One of the Sebastopol officers breaks the passenger window with a baton, and Ward is removed from the car, placed on the ground and handcuffed.
After removing the Taser prongs, Little utters an expletive and says, "He broke my skin," referencing the alleged bite. Later, Blount says, "He didn't quite break the skin on my arm, but he bit me f***ing hard."
"You've got some blood on your pocket," another deputy tells Blount.
"That's his," Blount says, motioning to Ward.
'He had no reason to run'
After Deputy Nick Jax tells his colleagues that the man in cuffs "is the owner of this car. That's David Ward," Little asks why Ward ran from police.
"I don't know why he ran," Jax says. "He had no reason to run, but I was out with him earlier, like two hours ago, at his house. ... Obviously, he somehow made contact with the guy (who allegedly stole the car) and got it. But he was here two hours ago, and this is him."
"Oh well," Blount says.
"There's no reason for him to have done this," Jax says.
A policeman off-camera reports Ward is no longer breathing. Blount tells an officer to start CPR.
An ambulance arrives about 6:20 a.m. and transports Ward to Petaluma Valley Hospital, where he was pronounced dead less than an hour later, police said.
The Santa Rosa Police Department is leading the investigation. The carjacking is the subject of a separate investigation.

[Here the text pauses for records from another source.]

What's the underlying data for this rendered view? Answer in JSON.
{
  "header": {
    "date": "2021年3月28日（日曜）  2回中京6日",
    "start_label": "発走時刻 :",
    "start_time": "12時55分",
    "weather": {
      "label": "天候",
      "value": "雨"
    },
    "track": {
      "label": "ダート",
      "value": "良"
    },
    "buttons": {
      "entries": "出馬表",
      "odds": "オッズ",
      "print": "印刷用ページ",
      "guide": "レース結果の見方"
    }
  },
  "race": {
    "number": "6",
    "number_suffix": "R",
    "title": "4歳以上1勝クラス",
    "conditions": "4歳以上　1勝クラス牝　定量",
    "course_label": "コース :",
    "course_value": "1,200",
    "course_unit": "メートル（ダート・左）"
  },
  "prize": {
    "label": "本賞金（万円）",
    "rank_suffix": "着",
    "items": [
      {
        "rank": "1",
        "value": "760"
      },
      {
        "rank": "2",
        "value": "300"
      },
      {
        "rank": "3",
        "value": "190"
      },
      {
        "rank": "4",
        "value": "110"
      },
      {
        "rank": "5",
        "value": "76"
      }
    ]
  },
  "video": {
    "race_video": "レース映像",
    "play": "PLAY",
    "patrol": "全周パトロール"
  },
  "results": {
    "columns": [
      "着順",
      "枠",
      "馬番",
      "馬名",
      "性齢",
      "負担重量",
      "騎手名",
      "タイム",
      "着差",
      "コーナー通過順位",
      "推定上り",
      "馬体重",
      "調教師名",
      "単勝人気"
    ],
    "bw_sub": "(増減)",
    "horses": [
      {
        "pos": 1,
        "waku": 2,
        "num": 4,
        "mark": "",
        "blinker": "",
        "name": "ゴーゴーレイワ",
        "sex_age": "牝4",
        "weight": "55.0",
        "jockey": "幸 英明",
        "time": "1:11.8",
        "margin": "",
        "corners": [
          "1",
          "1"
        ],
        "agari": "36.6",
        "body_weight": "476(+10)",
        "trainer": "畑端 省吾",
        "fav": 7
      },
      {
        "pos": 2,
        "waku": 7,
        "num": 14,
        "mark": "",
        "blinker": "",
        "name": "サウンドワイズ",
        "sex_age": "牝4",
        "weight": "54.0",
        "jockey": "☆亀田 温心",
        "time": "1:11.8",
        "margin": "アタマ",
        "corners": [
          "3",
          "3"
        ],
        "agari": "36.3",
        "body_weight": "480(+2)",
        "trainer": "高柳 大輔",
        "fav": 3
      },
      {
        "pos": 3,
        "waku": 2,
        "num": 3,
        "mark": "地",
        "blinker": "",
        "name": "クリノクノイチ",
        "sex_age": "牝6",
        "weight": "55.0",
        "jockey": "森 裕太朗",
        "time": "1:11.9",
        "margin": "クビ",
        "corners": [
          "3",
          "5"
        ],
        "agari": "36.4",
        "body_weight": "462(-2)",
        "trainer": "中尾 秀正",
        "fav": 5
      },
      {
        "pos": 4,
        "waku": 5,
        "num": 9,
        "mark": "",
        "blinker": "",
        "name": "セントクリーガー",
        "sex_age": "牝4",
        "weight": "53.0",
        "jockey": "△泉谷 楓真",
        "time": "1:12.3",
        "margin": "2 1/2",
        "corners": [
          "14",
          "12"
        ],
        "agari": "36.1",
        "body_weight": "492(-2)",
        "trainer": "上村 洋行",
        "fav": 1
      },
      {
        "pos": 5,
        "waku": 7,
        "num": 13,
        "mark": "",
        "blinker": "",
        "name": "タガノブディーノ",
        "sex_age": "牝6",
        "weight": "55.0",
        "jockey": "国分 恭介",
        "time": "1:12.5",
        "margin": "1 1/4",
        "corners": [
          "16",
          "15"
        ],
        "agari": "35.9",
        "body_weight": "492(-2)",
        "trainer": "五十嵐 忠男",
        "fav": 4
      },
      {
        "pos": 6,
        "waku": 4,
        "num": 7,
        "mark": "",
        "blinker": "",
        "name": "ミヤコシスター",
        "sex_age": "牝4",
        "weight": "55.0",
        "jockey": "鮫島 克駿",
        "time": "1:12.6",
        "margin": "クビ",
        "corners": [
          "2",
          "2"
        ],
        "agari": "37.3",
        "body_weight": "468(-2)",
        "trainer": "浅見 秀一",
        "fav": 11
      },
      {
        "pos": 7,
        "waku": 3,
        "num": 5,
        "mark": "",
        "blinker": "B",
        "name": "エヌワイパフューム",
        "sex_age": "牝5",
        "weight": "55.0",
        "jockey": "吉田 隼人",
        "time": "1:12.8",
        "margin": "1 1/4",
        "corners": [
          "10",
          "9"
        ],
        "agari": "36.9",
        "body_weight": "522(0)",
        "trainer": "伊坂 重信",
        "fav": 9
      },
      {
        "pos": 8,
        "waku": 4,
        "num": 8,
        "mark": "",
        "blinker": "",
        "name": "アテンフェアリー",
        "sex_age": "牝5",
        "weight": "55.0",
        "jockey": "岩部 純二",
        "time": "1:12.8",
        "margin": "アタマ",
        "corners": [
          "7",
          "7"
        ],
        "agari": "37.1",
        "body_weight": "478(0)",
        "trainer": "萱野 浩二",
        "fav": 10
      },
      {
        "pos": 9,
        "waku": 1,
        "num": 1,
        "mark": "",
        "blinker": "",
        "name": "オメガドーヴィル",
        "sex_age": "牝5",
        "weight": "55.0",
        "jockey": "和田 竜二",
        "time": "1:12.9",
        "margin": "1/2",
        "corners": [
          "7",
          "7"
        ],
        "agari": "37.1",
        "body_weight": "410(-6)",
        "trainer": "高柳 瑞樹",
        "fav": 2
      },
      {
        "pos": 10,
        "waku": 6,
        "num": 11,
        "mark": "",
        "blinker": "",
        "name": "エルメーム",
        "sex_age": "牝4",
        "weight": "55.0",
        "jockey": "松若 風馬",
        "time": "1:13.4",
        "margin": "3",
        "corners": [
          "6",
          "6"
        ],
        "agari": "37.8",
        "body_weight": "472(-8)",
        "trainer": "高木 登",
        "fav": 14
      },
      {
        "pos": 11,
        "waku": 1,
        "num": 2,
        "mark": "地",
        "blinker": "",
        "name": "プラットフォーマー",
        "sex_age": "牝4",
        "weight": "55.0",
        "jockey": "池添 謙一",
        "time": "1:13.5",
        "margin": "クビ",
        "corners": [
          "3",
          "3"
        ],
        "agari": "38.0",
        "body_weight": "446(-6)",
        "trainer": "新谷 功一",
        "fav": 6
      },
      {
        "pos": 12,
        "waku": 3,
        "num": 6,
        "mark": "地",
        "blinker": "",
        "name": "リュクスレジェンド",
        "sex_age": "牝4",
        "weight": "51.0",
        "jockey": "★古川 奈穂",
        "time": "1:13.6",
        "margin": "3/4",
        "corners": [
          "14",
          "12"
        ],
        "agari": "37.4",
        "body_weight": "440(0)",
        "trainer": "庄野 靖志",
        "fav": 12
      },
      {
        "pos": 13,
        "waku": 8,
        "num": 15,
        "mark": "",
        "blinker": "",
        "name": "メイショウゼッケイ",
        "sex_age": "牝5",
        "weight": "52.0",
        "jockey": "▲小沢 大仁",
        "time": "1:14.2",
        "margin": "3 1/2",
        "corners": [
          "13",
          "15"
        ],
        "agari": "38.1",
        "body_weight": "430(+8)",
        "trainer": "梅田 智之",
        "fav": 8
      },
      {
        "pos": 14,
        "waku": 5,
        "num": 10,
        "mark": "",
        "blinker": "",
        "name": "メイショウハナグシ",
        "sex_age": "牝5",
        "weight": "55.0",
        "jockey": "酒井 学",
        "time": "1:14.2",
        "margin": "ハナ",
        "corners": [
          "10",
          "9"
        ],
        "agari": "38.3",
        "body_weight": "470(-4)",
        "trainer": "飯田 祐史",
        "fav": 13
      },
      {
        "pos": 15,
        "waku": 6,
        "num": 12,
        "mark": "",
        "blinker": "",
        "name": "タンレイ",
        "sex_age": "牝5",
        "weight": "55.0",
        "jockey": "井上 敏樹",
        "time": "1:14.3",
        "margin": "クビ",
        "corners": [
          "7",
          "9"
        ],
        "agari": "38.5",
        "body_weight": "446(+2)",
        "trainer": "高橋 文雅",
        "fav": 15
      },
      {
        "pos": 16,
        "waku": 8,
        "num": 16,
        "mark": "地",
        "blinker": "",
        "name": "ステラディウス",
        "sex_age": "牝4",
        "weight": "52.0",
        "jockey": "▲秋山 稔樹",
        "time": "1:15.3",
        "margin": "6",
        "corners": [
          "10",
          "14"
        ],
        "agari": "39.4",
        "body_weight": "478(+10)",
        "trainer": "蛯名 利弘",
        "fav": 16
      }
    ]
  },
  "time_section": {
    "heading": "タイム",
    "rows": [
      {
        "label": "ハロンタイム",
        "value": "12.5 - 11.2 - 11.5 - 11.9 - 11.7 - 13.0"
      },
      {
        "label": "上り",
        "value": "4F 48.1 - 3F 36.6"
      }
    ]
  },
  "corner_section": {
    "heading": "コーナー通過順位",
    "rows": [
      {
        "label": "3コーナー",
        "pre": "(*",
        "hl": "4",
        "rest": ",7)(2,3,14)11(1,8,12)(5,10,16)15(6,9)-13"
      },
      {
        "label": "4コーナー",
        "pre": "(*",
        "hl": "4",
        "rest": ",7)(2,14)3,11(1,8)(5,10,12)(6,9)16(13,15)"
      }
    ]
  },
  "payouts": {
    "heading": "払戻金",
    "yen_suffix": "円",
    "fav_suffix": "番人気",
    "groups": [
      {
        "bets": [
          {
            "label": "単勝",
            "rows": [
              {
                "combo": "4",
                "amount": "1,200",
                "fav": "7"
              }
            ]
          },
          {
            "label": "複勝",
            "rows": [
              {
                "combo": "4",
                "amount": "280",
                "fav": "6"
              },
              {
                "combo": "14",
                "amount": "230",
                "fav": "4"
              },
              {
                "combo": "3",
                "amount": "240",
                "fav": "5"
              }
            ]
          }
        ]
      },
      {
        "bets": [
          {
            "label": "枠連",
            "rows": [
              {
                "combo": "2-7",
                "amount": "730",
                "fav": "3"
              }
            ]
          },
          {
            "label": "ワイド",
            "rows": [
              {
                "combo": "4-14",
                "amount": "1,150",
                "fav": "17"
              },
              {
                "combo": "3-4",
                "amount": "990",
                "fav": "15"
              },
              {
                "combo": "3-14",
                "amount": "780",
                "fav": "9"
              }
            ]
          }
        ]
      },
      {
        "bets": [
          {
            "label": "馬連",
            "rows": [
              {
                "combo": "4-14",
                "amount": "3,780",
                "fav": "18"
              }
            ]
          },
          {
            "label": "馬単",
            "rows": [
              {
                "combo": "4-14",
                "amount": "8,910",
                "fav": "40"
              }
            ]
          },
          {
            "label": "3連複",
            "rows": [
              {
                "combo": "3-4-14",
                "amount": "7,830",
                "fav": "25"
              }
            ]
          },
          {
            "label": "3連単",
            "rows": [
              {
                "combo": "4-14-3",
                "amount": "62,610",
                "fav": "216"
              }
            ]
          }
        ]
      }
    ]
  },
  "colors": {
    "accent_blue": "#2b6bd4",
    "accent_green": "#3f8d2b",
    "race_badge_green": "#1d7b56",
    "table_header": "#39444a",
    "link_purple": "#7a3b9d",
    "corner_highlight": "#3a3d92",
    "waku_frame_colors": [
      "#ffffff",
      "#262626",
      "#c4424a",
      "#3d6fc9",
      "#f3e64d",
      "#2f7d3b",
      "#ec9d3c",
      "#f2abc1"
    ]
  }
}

"If you watched the body-worn camera video closely, you may be concerned by what you saw. So was I," Sheriff Essick said in last week's video statement. "The way Deputy Blount handles the entire situation is extremely troubling. As a result, I've served Deputy Blount a notice of termination."
A notice of termination is the first step in a termination process governed by civil service rules, sheriff's office spokeswoman Misti Wood told CNN.
Essick did not say whether Little -- who has been with the department for 17 years, 12 as a deputy and five as a correctional deputy -- or any other officers will face discipline. Blount has been with the sheriff's office for more than 19 years and previously served less than two years as a Santa Rosa police officer.
"Charlie Blount has served the people of Sonoma County for over 20 years and honorably served in the military for 20 years before that," his lawyer said. "His actions during this arrest were entirely reasonable under the circumstances known, keeping in mind that videos of uses of force, even when justified, are often upsetting and graphic."